1. ## theorem on adjoint of linear transformation

Suppose $\displaystyle T:V \rightarrow W$ is a linear transformation, where V and W are finite dimensional inner product spaces. Prove that $\displaystyle \text{range } T^{*}=(\text{null } T)^{\perp}$.

I can prove it one direction:
Let $\displaystyle v \in \text{range } T^{*}$.

Then $\displaystyle v=T^{*}w$ for some $\displaystyle w \in W$.

Let $\displaystyle v_1 \in \text{null } T$.

Then $\displaystyle \left<v_1,T^{*}w \right>=\left<Tv_1,w \right>=\left<0,w \right>=0$.

So $\displaystyle \left< v_1, v \right>=0 \, \forall \, v_1 \in \text{null } T$.

Hence $\displaystyle v \in (\text{null } T)^{\perp}$.

We have $\displaystyle \text{range } T^{*} \subseteq (\text{null } T)^{\perp}$.

Can someone show the reverse containment??

2. ## Re: theorem on adjoint of linear transformation

Originally Posted by abhishekkgp
Can someone show the reverse containment??
Hint Use that $\displaystyle V,\;W$ are finite dimensional vector spaces.

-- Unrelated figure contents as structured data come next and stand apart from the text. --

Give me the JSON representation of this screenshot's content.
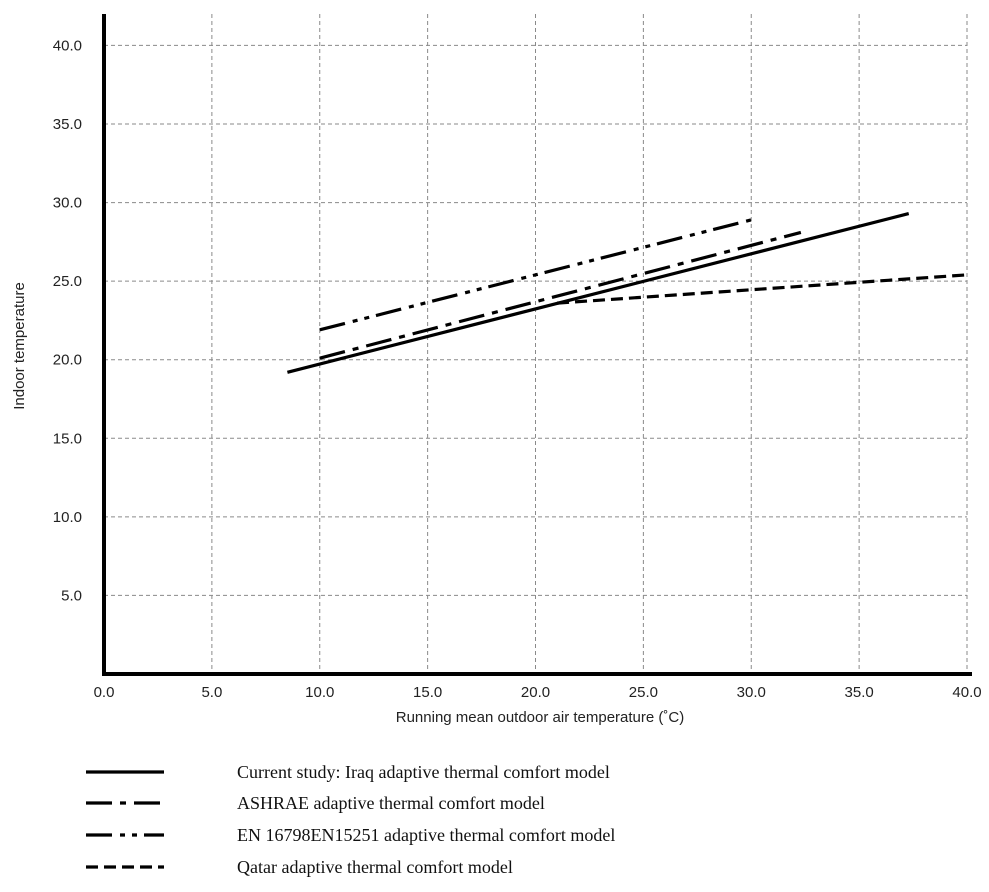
{
  "chart_data": {
    "type": "line",
    "xlabel": "Running mean outdoor air temperature (˚C)",
    "ylabel": "Indoor temperature",
    "xlim": [
      0,
      40
    ],
    "ylim": [
      0,
      42
    ],
    "x_ticks": [
      "0.0",
      "5.0",
      "10.0",
      "15.0",
      "20.0",
      "25.0",
      "30.0",
      "35.0",
      "40.0"
    ],
    "y_ticks": [
      "5.0",
      "10.0",
      "15.0",
      "20.0",
      "25.0",
      "30.0",
      "35.0",
      "40.0"
    ],
    "x_tick_values": [
      0,
      5,
      10,
      15,
      20,
      25,
      30,
      35,
      40
    ],
    "y_tick_values": [
      5,
      10,
      15,
      20,
      25,
      30,
      35,
      40
    ],
    "grid": true,
    "legend_position": "bottom",
    "series": [
      {
        "name": "Current study: Iraq adaptive thermal comfort model",
        "style": "solid",
        "x": [
          8.5,
          37.3
        ],
        "y": [
          19.2,
          29.3
        ]
      },
      {
        "name": "ASHRAE adaptive thermal comfort model",
        "style": "dash-dot",
        "x": [
          10,
          32.3
        ],
        "y": [
          20.1,
          28.1
        ]
      },
      {
        "name": "EN 16798EN15251 adaptive thermal comfort model",
        "style": "dash-dot-dot",
        "x": [
          10,
          30
        ],
        "y": [
          21.9,
          28.9
        ]
      },
      {
        "name": "Qatar adaptive thermal comfort model",
        "style": "dashed",
        "x": [
          21,
          40
        ],
        "y": [
          23.6,
          25.4
        ]
      }
    ]
  }
}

3. ## Re: theorem on adjoint of linear transformation

Originally Posted by FernandoRevilla
Hint Use that $\displaystyle V,\;W$ are finite dimensional vector spaces.
Let $\displaystyle \{e_1,e_2,\ldots,e_m\}$ be an orthogonal basis of $\displaystyle \text{null }} T$.
Let $\displaystyle \{e_1,e_2, \ldots,e_n \}$ be its extension to an orthogonal basis of $\displaystyle V$.
So $\displaystyle \{e_{m+1},e_{m+2},\ldots,e_n\}$ is an orthogonal basis of $\displaystyle (\text{null } T)^{\perp}$.

I need to show that $\displaystyle \exists \, w \in W \text{ such that } T^{*} w= e_i, \, \text{ where } (m+1)\leq i \leq n$.

Can you please again drop a hint?
I know i have to use the fact that W is also finite dimensional.

4. ## Re: theorem on adjoint of linear transformation

suppose $\displaystyle y \in (\text{image }T^*)^\bot$

so $\displaystyle \left<y,T^*w\right> = 0$, for all w in W.

then $\displaystyle \left<Ty,w\right> = 0$, for all w in W.

so Ty = 0, so y is in null(T).

(note: why can we conclude that Ty = 0? well, we can always pick w = Ty, since Ty

is an element of W, and since <Ty,w> = 0 for all w in W, in particular,

<Ty,Ty> = 0, so Ty = 0).

on the other hand, if y is in null(T),

$\displaystyle \left<Ty,w\right> = \left<0,w\right> = 0$ for any w in W,

but $\displaystyle \left<Ty,w\right> =\left<y,T^*w\right>$

so we conclude that $\displaystyle y \in (\text{image }T^*)^\bot$

so $\displaystyle (\text{image }T^*)^\bot = \text{null }T$.

now take the perp of both sides.

5. ## Re: theorem on adjoint of linear transformation

Originally Posted by Deveno
suppose $\displaystyle y \in (\text{image }T^*)^\bot$

so $\displaystyle \left<y,T^*w\right> = 0$, for all w in W.

then $\displaystyle \left<Ty,w\right> = 0$, for all w in W.

so Ty = 0, so y is in null(T).

(note: why can we conclude that Ty = 0? well, we can always pick w = Ty, since Ty

is an element of W, and since <Ty,w> = 0 for all w in W, in particular,

<Ty,Ty> = 0, so Ty = 0).

on the other hand, if y is in null(T),

$\displaystyle \left<Ty,w\right> = \left<0,w\right> = 0$ for any w in W,

but $\displaystyle \left<Ty,w\right> =\left<y,T^*w\right>$

so we conclude that $\displaystyle y \in (\text{image }T^*)^\bot$

so $\displaystyle (\text{image }T^*)^\bot = \text{null }T$.

now take the perp of both sides.
thank you Denevo. that helped.
But i am still looking for a direct way to solve the problem.